Subbacultcha

「サブカルチャー」という括りの下、文学・芸術・漫画・映画等について述べます。

2017年1月13日金曜日

三条友美『きりきりぎったん』


三条友美『きりきりぎったん』
怖さ:☆☆☆
造型:☆☆☆
状況:☆☆☆ 




☆満点作品です!

いつか読もういつか読もうと思ってるけど読んでない、という小説に、ジェイムズ・ジョイスの『フィネガンズウェイク』と井上ひさしの『吉里吉里人』があります。
どちらも、恐ろしい物量かつ不条理極まりない(らしい)ので、いつ読んでも良いよなと思いつつ尻込みしているのですが、後者は特にその「キリキリジン」という聞き慣れないけれども口にすると心地よい語感を持った造語、ということで頭に残っている、というのがあります。
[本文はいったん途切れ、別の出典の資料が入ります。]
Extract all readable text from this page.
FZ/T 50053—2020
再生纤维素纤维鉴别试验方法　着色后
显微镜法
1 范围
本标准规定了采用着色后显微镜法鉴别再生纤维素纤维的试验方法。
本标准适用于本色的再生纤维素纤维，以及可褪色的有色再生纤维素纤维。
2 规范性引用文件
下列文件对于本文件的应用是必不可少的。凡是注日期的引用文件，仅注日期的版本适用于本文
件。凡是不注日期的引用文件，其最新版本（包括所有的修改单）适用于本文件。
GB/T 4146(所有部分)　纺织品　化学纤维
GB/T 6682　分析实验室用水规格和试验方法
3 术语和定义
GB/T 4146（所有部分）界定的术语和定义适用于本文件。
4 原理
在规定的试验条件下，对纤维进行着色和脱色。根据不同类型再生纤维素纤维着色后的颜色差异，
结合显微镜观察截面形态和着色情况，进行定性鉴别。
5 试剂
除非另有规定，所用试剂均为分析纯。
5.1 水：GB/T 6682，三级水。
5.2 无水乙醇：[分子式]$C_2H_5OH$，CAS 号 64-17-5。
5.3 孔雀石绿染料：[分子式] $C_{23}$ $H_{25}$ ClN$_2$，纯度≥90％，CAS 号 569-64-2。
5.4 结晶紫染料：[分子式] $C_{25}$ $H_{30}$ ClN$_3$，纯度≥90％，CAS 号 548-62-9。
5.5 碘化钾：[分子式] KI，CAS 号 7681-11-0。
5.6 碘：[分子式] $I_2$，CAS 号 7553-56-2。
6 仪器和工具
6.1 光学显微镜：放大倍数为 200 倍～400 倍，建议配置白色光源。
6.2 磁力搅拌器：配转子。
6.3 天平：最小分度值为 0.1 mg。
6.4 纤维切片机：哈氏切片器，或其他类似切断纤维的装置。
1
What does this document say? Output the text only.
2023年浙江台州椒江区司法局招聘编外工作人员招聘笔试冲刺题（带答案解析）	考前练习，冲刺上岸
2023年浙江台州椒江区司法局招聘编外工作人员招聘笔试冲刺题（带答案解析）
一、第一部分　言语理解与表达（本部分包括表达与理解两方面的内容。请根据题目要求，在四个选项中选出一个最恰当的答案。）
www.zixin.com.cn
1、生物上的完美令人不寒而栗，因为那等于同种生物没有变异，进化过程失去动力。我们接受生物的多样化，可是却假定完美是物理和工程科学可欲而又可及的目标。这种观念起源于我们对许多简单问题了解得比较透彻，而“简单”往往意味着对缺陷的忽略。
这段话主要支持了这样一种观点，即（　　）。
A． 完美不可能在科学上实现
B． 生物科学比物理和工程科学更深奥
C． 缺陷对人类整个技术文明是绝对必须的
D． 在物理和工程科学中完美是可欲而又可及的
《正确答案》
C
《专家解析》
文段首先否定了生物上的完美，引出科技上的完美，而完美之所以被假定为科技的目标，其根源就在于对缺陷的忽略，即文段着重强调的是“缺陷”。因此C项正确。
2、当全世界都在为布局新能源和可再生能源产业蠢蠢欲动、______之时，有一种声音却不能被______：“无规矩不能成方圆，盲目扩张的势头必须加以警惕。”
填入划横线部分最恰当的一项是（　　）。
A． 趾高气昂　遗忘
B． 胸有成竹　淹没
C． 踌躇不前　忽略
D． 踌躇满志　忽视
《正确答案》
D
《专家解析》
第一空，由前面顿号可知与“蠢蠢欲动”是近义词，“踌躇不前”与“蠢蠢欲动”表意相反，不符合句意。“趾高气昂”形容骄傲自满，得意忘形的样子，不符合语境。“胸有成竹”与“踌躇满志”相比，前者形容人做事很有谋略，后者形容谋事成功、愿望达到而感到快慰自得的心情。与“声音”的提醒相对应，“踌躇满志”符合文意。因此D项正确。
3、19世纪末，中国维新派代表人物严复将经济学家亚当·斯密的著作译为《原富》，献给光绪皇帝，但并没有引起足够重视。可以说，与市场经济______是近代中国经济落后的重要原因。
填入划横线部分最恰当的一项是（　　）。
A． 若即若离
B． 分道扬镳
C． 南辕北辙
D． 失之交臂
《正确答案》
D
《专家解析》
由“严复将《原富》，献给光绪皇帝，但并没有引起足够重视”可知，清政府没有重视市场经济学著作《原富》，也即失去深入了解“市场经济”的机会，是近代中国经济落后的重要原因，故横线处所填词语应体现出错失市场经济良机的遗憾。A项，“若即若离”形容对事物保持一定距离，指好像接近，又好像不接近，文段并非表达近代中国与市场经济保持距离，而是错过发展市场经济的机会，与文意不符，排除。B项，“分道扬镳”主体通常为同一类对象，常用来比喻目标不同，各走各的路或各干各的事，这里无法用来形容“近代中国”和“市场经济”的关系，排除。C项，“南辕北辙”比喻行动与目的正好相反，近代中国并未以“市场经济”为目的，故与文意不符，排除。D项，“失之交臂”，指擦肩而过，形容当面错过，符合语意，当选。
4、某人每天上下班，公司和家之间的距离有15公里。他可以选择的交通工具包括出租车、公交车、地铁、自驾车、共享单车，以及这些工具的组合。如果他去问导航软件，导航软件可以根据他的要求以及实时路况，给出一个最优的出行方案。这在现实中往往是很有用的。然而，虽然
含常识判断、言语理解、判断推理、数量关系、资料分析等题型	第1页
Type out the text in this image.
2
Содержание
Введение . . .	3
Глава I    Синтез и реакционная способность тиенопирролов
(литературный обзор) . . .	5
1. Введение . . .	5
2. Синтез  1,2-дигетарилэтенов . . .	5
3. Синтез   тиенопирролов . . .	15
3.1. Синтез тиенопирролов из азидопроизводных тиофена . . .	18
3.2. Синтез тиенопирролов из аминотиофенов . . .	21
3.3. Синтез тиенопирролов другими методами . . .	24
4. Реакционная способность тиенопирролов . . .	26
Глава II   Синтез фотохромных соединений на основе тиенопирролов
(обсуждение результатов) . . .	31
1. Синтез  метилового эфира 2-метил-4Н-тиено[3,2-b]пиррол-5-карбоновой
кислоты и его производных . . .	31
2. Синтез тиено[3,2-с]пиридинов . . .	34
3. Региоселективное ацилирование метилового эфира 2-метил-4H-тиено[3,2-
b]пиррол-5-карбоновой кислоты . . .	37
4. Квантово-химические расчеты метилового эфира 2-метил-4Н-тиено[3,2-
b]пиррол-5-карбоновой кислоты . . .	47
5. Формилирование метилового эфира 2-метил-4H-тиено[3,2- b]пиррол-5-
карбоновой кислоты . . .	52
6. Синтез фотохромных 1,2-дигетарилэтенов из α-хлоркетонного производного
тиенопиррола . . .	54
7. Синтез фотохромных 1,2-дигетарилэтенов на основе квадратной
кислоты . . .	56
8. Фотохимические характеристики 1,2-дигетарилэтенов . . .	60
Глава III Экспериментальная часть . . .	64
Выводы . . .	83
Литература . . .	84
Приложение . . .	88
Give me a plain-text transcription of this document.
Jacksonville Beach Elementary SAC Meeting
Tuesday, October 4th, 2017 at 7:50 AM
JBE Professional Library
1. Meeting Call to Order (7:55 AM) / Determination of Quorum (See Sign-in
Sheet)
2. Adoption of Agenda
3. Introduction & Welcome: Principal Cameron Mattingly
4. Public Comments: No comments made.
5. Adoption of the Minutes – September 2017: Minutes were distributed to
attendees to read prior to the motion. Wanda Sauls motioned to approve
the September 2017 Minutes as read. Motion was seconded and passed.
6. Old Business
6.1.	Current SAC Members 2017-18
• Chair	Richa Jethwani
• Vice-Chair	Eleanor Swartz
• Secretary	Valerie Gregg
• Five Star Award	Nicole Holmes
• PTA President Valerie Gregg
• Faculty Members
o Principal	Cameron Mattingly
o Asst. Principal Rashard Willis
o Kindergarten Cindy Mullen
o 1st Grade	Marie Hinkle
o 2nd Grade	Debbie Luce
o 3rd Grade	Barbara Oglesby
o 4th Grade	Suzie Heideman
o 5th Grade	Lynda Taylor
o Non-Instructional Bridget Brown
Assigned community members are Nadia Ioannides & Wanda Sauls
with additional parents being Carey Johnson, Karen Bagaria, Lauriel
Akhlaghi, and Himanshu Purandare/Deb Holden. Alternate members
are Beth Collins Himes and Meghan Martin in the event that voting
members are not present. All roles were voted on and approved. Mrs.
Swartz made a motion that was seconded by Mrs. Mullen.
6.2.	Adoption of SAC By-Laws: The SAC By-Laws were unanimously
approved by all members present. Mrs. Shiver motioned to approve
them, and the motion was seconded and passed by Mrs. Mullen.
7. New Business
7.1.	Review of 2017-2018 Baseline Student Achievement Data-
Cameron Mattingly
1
が、三条先生の作り出した「キリキリギッタン」、そしてこの強烈な作品集を読んだが最後、「キリキリ」と聞いたらその後に続くのはもうジンではなく「ギッタン」を思い出さざるを得なくなります。
勿論語感が気持ちいいんですが、
でも心に着実に傷跡が残る作品集なのです。

個人的には「きりきりぎったん」「死体さん、こんにちは」「友情倶楽部」が割とオシ。
三条先生、女体をおもちゃにし過ぎです!と思っていたら、後発の『寄生少女』はよりソリッドになっててビビリました。

『犬になりたい』がエロ劇画とホラー漫画の分化にやや試行錯誤しているような、少し歯切れの悪さがあったのに比べ、
『きりきりぎったん』は明らかに「ホラー漫画」、しかも悪ノリしており、凄まじい短編集。
が、更にその悪ノリを加速させたのが『寄生少女』。

とはいえ、まずはコイツを手に入れるのが、三条ホラーワールドへの入門編かも、です。